También en la Iglesia nos negamos a acoger al heredero cuando dejamos que predomine lo ritual sobre el carisma y los carismas, cuando nos aletargamos y vamos disminuyendo el impacto del Evangelio en nosotros, cuando la religiosidad se limita a prácticas formales y dejamos de lado la vitalidad profética que procede del Espíritu, cuando el exceso de institucionalidad sofoca el ímpetu creador del Evangelio.
Qué hacer? Quedarnos con la amargura de sentirnos confrontados por el mismo Señor sin adoptar una disposición para un creciente y constante proceso de conversión, de crecimiento en la lógica del Evangelio? O reaccionar con creatividad, proveniente del Espíritu, para dejar que la acción gratuita de Dios configurando la respuesta de nuestra libertad generen una viña fecunda, amable, rica, graciosa?

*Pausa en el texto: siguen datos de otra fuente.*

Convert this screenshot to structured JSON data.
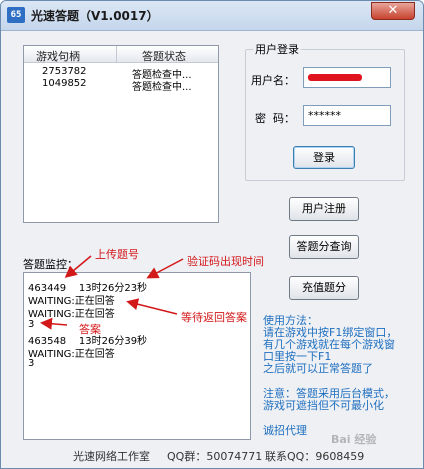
{
  "window": {
    "title": "光速答题（V1.0017）",
    "close_symbol": "✕",
    "icon_text": "65"
  },
  "game_list": {
    "columns": [
      "游戏句柄",
      "答题状态"
    ],
    "rows": [
      {
        "handle": "2753782",
        "status": "答题检查中..."
      },
      {
        "handle": "1049852",
        "status": "答题检查中..."
      }
    ]
  },
  "login": {
    "group_title": "用户登录",
    "username_label": "用户名：",
    "password_label": "密  码：",
    "password_value": "******",
    "login_button": "登录"
  },
  "buttons": {
    "register": "用户注册",
    "query_points": "答题分查询",
    "recharge": "充值题分"
  },
  "monitor": {
    "label": "答题监控：",
    "lines": [
      "463449    13时26分23秒",
      "WAITING:正在回答",
      "WAITING:正在回答",
      "3",
      "463548    13时26分39秒",
      "WAITING:正在回答",
      "3"
    ]
  },
  "annotations": {
    "upload": "上传题号",
    "captcha_time": "验证码出现时间",
    "wait_answer": "等待返回答案",
    "answer": "答案"
  },
  "instructions": {
    "usage_title": "使用方法：",
    "usage_lines": [
      "请在游戏中按F1绑定窗口，",
      "有几个游戏就在每个游戏窗",
      "口里按一下F1",
      "之后就可以正常答题了"
    ],
    "note_lines": [
      "注意：答题采用后台模式，",
      "游戏可遮挡但不可最小化"
    ],
    "agent": "诚招代理"
  },
  "footer": {
    "studio": "光速网络工作室",
    "qq_group": "QQ群：50074771",
    "contact": "联系QQ：9608459"
  },
  "watermark": "Bai 经验",
  "colors": {
    "annotation": "#d3181a",
    "info_text": "#1f6fbf",
    "redaction": "#e0141e"
  }
}
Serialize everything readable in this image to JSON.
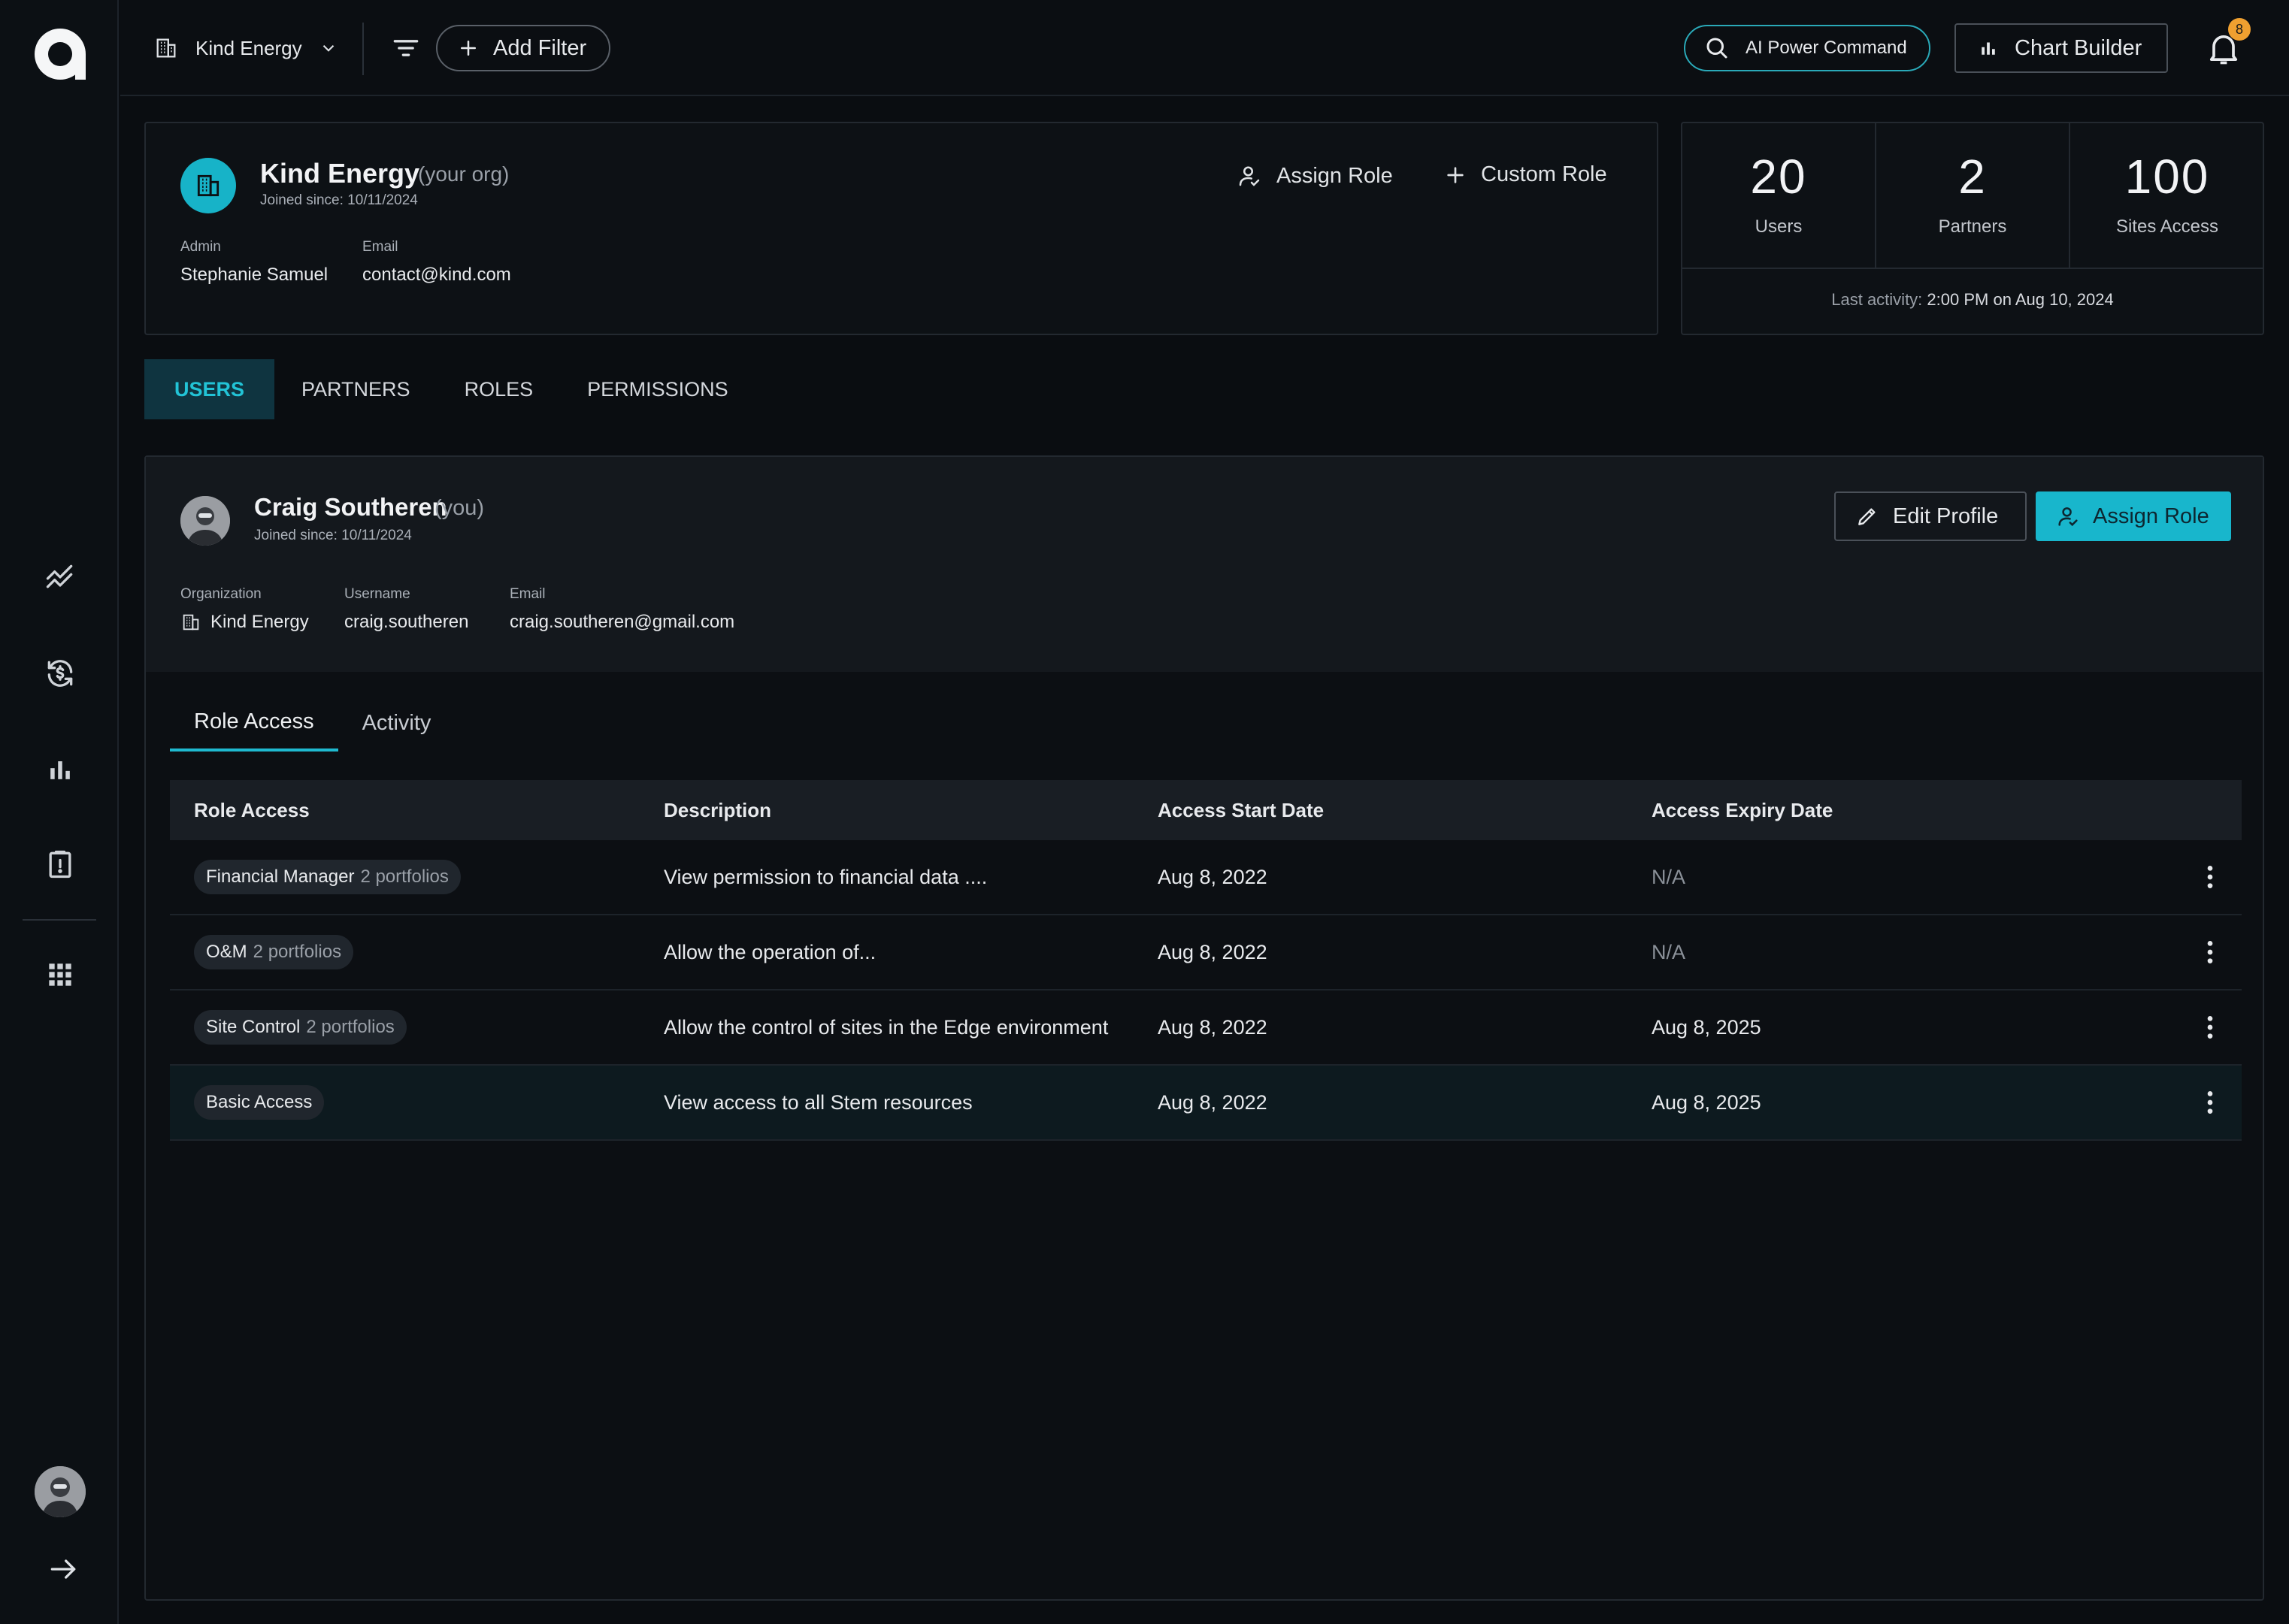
{
  "topbar": {
    "org_name": "Kind Energy",
    "add_filter": "Add Filter",
    "ai_command": "AI Power Command",
    "chart_builder": "Chart Builder",
    "notif_count": "8"
  },
  "org": {
    "name": "Kind Energy",
    "tag": "(your org)",
    "joined": "Joined since: 10/11/2024",
    "admin_label": "Admin",
    "admin_value": "Stephanie Samuel",
    "email_label": "Email",
    "email_value": "contact@kind.com",
    "assign_role": "Assign Role",
    "custom_role": "Custom Role"
  },
  "stats": {
    "users": "20",
    "users_label": "Users",
    "partners": "2",
    "partners_label": "Partners",
    "sites": "100",
    "sites_label": "Sites Access",
    "last_activity_label": "Last activity:",
    "last_activity_value": "2:00 PM on Aug 10, 2024"
  },
  "main_tabs": [
    "USERS",
    "PARTNERS",
    "ROLES",
    "PERMISSIONS"
  ],
  "user": {
    "name": "Craig Southeren",
    "you": "(you)",
    "joined": "Joined since: 10/11/2024",
    "org_label": "Organization",
    "org_value": "Kind Energy",
    "username_label": "Username",
    "username_value": "craig.southeren",
    "email_label": "Email",
    "email_value": "craig.southeren@gmail.com",
    "edit_profile": "Edit Profile",
    "assign_role": "Assign Role"
  },
  "sub_tabs": [
    "Role Access",
    "Activity"
  ],
  "table": {
    "headers": [
      "Role Access",
      "Description",
      "Access Start Date",
      "Access Expiry Date"
    ],
    "rows": [
      {
        "role": "Financial Manager",
        "portfolios": "2 portfolios",
        "desc": "View permission to financial data ....",
        "start": "Aug 8, 2022",
        "expiry": "N/A"
      },
      {
        "role": "O&M",
        "portfolios": "2 portfolios",
        "desc": "Allow the operation of...",
        "start": "Aug 8, 2022",
        "expiry": "N/A"
      },
      {
        "role": "Site Control",
        "portfolios": "2 portfolios",
        "desc": "Allow the control of sites in the Edge environment",
        "start": "Aug 8, 2022",
        "expiry": "Aug 8, 2025"
      },
      {
        "role": "Basic Access",
        "portfolios": "",
        "desc": "View access to all Stem resources",
        "start": "Aug 8, 2022",
        "expiry": "Aug 8, 2025"
      }
    ]
  },
  "colors": {
    "accent": "#18b6cc",
    "background": "#0a0d11",
    "badge": "#f0a030"
  }
}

Esta última pregunta contiene la genuina alternativa, la que espera de nosotros el Padre de Jesús, y se compagina con la invitación que hace Pablo a los Filipenses: “ Y la paz de Dios, que supera todo lo que podemos pensar, cuidará sus corazones y sus pensamientos por medio de Cristo Jesús. Por último, hermanos, ocúpense de cuanto es verdadero y noble, justo y puro, amable y loable, de toda virtud y de todo valor. Lo que aprendieron y recibieron, escucharon y vieron en mí, pónganlo en práctica. Y el Dios de la paz estará con Ustedes” (Filipenses 4: 7 – 9).